Prevost stand, und steht auch heute noch Papst Leo, deutlich rechts von Parolin und You Heung-sik (wie weit, bleibt abzuwarten). Ob er nun liberaler ist, was die Besetzung der Kurie mit Laienpräfekten angeht, bleibt unklar. Parolin arbeitete vor weniger als zehn Jahren mit den radikalen Progressiven zusammen und verhielt sich dem kommunistischen China gegenüber außerordentlich freundlich, während Papst Leo sich der Gefahren des Kommunismus deutlich bewusster ist (wenn man Kardinal Duka Glauben schenken darf) und zudem der TLM und dem Traditionalismus weit weniger feindselig gegenübersteht.
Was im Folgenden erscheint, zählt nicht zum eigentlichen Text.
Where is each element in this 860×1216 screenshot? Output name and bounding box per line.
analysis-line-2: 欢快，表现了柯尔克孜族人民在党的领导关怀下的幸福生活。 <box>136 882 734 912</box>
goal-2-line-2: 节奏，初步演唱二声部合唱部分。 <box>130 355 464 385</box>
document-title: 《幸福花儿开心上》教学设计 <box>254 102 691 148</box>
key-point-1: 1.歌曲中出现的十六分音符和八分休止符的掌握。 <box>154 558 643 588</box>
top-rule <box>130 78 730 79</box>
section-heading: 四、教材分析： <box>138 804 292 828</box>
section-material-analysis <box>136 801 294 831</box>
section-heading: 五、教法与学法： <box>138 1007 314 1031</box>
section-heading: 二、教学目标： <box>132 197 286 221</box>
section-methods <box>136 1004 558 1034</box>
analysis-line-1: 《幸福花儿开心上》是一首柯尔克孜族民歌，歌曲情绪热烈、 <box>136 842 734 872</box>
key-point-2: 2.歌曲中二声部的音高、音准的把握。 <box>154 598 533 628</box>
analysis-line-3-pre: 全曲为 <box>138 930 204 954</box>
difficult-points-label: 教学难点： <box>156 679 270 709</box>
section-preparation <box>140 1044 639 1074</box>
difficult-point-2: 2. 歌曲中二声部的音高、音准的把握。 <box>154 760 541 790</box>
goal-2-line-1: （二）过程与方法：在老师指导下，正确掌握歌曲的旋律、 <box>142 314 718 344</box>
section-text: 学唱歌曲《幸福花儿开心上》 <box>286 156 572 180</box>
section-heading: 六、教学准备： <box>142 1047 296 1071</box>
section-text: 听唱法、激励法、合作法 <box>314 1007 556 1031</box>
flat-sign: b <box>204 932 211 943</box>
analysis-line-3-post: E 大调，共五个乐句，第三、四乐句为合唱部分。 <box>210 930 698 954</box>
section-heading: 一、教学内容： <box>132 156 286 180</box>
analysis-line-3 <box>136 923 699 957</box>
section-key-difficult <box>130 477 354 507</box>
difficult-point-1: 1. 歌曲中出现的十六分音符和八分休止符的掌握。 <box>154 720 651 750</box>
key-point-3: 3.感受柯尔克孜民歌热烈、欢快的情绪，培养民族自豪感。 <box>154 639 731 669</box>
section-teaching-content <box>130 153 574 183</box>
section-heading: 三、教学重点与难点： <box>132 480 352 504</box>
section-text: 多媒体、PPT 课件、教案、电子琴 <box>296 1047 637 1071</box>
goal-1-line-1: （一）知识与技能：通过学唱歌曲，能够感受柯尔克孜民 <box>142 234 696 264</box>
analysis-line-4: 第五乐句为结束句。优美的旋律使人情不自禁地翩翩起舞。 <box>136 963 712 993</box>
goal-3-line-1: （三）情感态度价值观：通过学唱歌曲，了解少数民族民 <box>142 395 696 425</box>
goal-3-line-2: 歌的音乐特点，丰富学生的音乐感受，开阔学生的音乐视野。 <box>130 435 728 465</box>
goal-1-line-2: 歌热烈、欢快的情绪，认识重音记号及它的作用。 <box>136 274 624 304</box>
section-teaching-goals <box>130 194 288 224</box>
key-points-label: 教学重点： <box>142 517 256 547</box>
Papst Leo XIV. scheint sich als die verbesserte Rückkehr ins Jahr 2012 zu erweisen, die wir brauchen.
Schluss
Papst Leo XIV. ist einzigartig, doch insofern er mit früheren Päpsten verglichen werden kann, ist er weder Franz II. noch Johannes XIV., und insofern er Paul VI. ähnelt, ist er wie Paul VI. nach 1968. Glücklicherweise deuten die Anzeichen bisher darauf hin, dass er im Großen und Ganzen eine Kombination der guten Eigenschaften von Johannes Paul II. und Benedikt (mit seinen eigenen einzigartigen Qualitäten) und weniger der Nachteile ist.
Papst Leo XIV. ist nicht Papst Pius XIII. Ebenso wenig wären Müller oder gar Erdö Papst Pius XIII. gewesen. Doch wenn er ein junger und kluger Papst Benedikt XVII. oder im Rückblick ein Johannes Paul III. wäre, könnte er als perfekter Übergangspapst für einen zukünftigen Papst Pius XIII. dienen. Er könnte die Stimme des Friedens und der Einheit sein, die die Kirche und die Welt heute brauchen."